Pattern matching to eliminate Gmail reply history

I'm trying to clean up email threads by keeping only the latest reply. Here's an example of what I'm dealing with:

My new message

On Monday, July 5, 2021 at 2:15 PM John Doe <[email protected]> wrote:
> Previous message content here
>
>

I want to get rid of everything starting from the 'On' line. Right now I'm using this pattern:

\wrote.*$

But it only removes stuff after 'wrote:'. How can I adjust it to catch the entire reply history starting from 'On'? I'd appreciate any help with this!

hey there! i’ve dealt with this before. try using this regex pattern:

On.?\n.?wrote:.*$

it should catch everything from ‘On’ onwards. make sure to use the multiline flag (m) when applying it. hope this helps ya out!
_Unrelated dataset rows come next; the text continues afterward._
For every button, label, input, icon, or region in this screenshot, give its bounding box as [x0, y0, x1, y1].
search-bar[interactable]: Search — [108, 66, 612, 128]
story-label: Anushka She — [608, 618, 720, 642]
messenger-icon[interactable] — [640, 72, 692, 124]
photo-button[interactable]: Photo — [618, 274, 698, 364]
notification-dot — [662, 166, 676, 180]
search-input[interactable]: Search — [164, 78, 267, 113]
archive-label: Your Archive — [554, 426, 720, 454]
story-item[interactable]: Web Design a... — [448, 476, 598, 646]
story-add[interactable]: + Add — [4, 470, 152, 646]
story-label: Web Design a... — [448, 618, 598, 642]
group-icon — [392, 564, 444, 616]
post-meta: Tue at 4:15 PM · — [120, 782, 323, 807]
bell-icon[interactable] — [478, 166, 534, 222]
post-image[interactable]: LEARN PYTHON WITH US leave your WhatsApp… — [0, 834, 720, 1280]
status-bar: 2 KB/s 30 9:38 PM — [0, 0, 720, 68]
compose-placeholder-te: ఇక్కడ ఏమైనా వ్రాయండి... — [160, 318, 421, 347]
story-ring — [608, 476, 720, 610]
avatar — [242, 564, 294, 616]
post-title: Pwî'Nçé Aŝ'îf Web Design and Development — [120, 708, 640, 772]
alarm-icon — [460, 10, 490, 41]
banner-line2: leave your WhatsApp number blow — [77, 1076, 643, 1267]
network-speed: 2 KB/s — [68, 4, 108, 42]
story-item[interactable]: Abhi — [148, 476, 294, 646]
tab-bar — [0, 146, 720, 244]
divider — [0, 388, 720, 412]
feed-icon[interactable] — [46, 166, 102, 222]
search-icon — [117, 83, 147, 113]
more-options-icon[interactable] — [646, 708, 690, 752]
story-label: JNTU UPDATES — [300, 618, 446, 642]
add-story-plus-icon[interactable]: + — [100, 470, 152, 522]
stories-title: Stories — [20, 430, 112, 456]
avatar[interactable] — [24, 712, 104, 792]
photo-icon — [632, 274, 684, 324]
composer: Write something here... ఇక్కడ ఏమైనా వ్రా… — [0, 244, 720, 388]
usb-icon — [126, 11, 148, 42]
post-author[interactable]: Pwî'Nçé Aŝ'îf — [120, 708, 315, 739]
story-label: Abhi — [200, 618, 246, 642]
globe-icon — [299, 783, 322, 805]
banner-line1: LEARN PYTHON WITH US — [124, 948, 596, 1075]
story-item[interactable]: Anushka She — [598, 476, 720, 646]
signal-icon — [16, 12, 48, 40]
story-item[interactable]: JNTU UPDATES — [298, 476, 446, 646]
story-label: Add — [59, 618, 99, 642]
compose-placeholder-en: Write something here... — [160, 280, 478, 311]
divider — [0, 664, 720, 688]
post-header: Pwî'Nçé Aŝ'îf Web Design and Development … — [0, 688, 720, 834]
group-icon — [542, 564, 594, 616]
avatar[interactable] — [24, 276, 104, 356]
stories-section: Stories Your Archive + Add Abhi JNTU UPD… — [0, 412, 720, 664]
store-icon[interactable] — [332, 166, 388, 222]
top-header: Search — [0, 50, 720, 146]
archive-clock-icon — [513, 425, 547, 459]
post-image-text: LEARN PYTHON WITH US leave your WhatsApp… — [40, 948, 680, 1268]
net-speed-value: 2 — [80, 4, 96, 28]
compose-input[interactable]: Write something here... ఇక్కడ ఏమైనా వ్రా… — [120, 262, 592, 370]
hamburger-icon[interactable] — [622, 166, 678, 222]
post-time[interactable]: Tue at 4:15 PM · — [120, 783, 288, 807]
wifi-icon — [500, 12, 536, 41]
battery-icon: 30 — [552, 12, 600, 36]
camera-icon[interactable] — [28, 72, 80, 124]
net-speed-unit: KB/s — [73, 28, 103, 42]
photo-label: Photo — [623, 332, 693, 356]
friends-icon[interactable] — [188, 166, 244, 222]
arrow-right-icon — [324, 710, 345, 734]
I’ve found a solution that works well for this scenario. Instead of relying solely on regex, consider using a combination of string manipulation and pattern matching. First, locate the index of ‘On’ followed by a day and date. Then, use that index to slice the string, keeping only the content before it. This approach is more robust and handles variations in reply formats.

Here’s a Python snippet that demonstrates this:

import re

def clean_email(text):
    match = re.search(r'\nOn [A-Z][a-z]+,', text)
    if match:
        return text[:match.start()].strip()
    return text

# Usage
cleaned_text = clean_email(original_email_text)

This method is flexible and can handle different date formats and variations in the ‘On’ line.

I’ve had similar issues with email threads getting cluttered. What worked for me was using a regex pattern like this:

(?s)^On\s+.?(?:wrote|sent):.$

The (?s) flag enables dot-all mode, allowing the dot to match newlines. This pattern catches everything from ‘On’ through the end of the email, including variations like ‘sent:’ instead of ‘wrote:’.

One caveat - make sure to test thoroughly with different email formats. Some clients use slightly different reply structures. You might need to tweak the pattern for edge cases.

Also, consider using a library like email-reply-parser if you’re doing this at scale. It’s more robust than regex alone for complex threading scenarios.